Loving Icons to Death
According to malacologist Jose H. Leal, science director and curator at the Bailey-Matthews Museum and editor of The Nautilus, one of the oldest scientific journals of mollusks, the new research is as convincing as it is urgent. While it's difficult to get people excited about protecting squishy mollusks, Leal, who was not involved in the study, believes the horse conch is a worthy cause. "It's obvious. It's magnificent. It's called the state shell."
In 1969, the Florida Legislature designated the horse conch as the state seashell. On the day of the vote, members of the Palm Beach Shell Club placed a shell on the desk of each of Florida's 160 legislators.
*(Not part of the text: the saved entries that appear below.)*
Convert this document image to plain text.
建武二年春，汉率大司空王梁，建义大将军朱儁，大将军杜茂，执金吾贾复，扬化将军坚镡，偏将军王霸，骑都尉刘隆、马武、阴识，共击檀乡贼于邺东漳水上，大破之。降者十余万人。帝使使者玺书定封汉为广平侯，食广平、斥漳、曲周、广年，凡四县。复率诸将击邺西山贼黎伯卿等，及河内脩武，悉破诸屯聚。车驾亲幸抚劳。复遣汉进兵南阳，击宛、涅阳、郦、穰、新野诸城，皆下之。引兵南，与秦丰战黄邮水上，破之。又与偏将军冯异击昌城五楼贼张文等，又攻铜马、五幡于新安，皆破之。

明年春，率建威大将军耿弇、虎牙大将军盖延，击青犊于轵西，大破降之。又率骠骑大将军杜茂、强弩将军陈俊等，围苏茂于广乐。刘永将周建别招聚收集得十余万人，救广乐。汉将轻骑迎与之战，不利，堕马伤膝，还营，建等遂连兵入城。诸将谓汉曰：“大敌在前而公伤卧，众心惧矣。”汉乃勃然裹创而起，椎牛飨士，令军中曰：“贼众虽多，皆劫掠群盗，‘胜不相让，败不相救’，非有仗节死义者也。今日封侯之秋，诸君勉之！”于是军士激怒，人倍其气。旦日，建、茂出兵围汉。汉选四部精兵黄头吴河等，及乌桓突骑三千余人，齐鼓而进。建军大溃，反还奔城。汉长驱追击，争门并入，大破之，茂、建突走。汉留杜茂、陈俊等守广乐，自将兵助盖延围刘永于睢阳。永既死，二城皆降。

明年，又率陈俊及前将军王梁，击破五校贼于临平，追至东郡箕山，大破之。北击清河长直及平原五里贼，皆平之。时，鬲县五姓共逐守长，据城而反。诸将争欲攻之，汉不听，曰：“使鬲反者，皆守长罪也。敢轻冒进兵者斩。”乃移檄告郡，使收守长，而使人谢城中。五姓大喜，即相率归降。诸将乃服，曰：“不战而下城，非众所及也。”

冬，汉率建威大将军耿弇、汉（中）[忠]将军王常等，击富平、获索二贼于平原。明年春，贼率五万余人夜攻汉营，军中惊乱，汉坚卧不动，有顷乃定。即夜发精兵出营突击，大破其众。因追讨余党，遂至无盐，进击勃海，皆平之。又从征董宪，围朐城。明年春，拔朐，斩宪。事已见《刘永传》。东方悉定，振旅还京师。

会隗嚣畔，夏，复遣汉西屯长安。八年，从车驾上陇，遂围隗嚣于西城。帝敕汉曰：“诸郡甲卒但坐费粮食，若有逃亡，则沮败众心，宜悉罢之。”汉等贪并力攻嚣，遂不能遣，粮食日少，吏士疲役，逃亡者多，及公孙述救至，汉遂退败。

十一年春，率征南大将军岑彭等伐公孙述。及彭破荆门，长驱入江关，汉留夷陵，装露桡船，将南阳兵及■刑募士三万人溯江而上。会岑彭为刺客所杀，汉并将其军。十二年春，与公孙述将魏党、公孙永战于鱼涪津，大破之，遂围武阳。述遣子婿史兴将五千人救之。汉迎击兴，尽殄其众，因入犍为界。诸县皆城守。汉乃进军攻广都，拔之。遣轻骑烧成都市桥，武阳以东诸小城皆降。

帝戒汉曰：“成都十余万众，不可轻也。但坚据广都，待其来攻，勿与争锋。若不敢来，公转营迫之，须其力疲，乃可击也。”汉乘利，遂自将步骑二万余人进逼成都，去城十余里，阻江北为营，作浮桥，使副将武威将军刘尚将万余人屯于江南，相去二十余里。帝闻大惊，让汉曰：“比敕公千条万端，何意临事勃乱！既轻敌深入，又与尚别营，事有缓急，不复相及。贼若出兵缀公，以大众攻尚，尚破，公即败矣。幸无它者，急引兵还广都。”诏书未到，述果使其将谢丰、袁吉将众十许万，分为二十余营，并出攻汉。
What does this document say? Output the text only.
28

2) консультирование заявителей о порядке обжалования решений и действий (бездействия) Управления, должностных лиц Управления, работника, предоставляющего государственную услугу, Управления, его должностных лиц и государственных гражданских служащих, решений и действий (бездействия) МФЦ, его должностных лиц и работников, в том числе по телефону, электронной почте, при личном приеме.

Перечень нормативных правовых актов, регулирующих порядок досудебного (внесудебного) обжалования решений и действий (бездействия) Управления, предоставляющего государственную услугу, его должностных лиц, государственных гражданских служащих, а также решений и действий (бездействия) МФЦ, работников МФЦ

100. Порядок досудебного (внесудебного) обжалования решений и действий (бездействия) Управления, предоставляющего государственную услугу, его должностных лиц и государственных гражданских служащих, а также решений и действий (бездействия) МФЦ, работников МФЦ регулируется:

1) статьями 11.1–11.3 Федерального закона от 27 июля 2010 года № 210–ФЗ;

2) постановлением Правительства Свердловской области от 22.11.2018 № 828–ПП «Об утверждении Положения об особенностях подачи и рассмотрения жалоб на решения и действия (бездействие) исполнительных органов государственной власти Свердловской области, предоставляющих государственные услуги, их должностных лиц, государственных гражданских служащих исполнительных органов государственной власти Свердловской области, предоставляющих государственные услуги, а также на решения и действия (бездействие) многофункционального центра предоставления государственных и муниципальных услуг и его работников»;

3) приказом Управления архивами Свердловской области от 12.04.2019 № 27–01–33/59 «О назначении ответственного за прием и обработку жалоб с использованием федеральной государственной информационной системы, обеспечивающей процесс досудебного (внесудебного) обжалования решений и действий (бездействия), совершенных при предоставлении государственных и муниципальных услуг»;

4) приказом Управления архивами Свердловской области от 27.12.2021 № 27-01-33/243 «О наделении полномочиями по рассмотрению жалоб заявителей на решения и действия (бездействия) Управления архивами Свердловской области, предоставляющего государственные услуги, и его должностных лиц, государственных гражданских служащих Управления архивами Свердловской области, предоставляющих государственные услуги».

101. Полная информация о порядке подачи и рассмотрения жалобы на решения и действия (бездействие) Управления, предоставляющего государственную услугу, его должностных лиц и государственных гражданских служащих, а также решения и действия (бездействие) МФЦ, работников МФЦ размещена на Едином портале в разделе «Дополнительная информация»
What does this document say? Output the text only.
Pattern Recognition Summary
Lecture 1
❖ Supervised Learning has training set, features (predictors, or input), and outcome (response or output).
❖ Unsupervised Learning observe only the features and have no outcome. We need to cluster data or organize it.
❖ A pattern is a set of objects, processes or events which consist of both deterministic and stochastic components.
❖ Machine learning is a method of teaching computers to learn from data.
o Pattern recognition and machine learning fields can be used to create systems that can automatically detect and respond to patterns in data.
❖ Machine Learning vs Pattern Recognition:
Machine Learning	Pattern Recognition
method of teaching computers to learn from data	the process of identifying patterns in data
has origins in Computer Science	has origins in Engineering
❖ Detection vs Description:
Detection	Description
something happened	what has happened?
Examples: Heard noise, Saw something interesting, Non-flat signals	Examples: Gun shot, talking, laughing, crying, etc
Today, it joins a number of Florida state symbols that have been pushed to the brink of extinction by the humans who revere them.
The Florida panther, the state animal, is on the verge of extinction due to hunting and habitat loss. The manatee, the state marine mammal, is dying in large numbers due to pollution-caused loss of its seagrass food source. The sabal palm, the state tree, is succumbing to a fatal disease spread by an invasive pest and is dying out in coastal forests due to soil salinity caused by sea-level rise.
According to Herbert, the study demonstrates how sclerochronology can help fill in the gaps in mollusk life histories without collecting and killing increasingly rare animals. Despite the limited population data, the findings show that horse conchs deserve to be protected, he says. "It's like a wobbly vase that hasn't yet fallen but might if no one catches it."